Председательствующий, так и не добившись того, чтобы зал смолк, посовещался с заседателями. Потом что-то сказал прокурору.
Вопросов ни у кого не было.
Суд удалился на совещание.
С тех пор прошло немало времени. Вчера внук Кузьмы пошел в первый класс. Через пять лет он будет моим учеником. Он придет в физический кабинет, и я расставлю перед ним все те же колбы и все так же спокойно и эпически начну свой рассказ про воду: «Мы берем воду и наливаем ее в сосуд. Вода принимает форму того сосуда, в который мы ее наливаем…»
Потом после уроков я пойду домой. Выйду на площадь перед школой, пройду мимо пустыря, где когда-то была церковь; затем заверну за угол избы-читальни, спущусь в овражек и сразу же в начале нашей улицы увижу поповский дом. Я знаю, что теперь он пуст. Михея вместе с Игнатом расстреляли; Катьку и ее старшего сына, Игоря, посадили — посадили надолго. Дарье с детьми правление построило новый дом.
Никто не захотел поселиться в бывшем доме отца Александра. Изгородь вокруг сада повыломали, яблони засохли. И только вековые ветлы по-прежнему зеленеют по весне, и по-прежнему в дуплах их обитает множество сов, и крики их по ночам пугают и настораживают.
И сам не зная почему, но, проходя мимо поповского дома, я и теперь убыстряю шаги — скорее бы пройти мимо, не видеть бы его.
БИРДЮК
На рыжих стенах мазанок белеет паутина. Ее так много, что она видна даже из окна. Паутина неподвижно висит в воздухе, как канат от колоколов, спускаясь откуда-то сверху до самой земли. Пока дойдешь из школы до дому, всего тебя опутает паутина — и лицо, и руки, и портфель с ученическими тетрадями.
Ничего не поделаешь — бабье лето.
Народ в поле. Самая пора копать картошку. Дни теплые, звонкие. Двери погребов и сарайчиков открыты настежь. Малыши и старухи копаются возле погребков — перебирают картошку. Все взрослые в поле. Редкостная стоит погода. Надо успеть до первого зазимья убраться.
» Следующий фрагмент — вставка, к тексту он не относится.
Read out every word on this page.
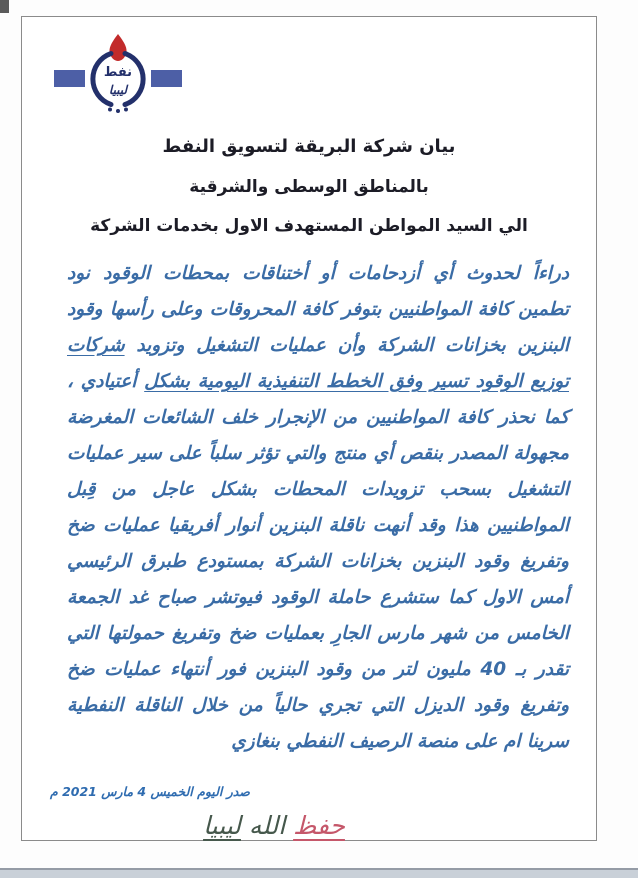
نفط
ليبيا
بيان شركة البريقة لتسويق النفط
بالمناطق الوسطى والشرقية
الي السيد المواطن المستهدف الاول بخدمات الشركة

دراءاً لحدوث أي أزدحامات أو أختناقات بمحطات الوقود نود تطمين كافة المواطنيين بتوفر كافة المحروقات وعلى رأسها وقود البنزين بخزانات الشركة وأن عمليات التشغيل وتزويد شركات توزيع الوقود تسير وفق الخطط التنفيذية اليومية بشكل أعتيادي ، كما نحذر كافة المواطنيين من الإنجرار خلف الشائعات المغرضة مجهولة المصدر بنقص أي منتج والتي تؤثر سلباً على سير عمليات التشغيل بسحب تزويدات المحطات بشكل عاجل من قِبل المواطنيين هذا وقد أنهت ناقلة البنزين أنوار أفريقيا عمليات ضخ وتفريغ وقود البنزين بخزانات الشركة بمستودع طبرق الرئيسي أمس الاول كما ستشرع حاملة الوقود فيوتشر صباح غد الجمعة الخامس من شهر مارس الجارِ بعمليات ضخ وتفريغ حمولتها التي تقدر بـ 40 مليون لتر من وقود البنزين فور أنتهاء عمليات ضخ وتفريغ وقود الديزل التي تجري حالياً من خلال الناقلة النفطية سرينا ام على منصة الرصيف النفطي بنغازي

صدر اليوم الخميس 4 مارس 2021 م
حفظ الله ليبيا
В такие дни на деревенских улицах всегда безлюдно.
Именно таким днем в самом начале бабьего лета и появился на нашей улице Бирдюк.
Несу кошелку с картошкой и вижу, Бирдюк идет. От центра, от правления. Сначала я не обратил на него внимания: мало ли хлопот у эмтээсовского кузнеца! Может, машина какая застряла в поле. А может, в гости к кому захотелось. У них, у эмтээсовцев, свои порядки.
Но вот Бирдюк прошелся вдоль улицы, от бывшего поповского дома до выбитого скотом выгона, и остановился на кичигинском пустыре.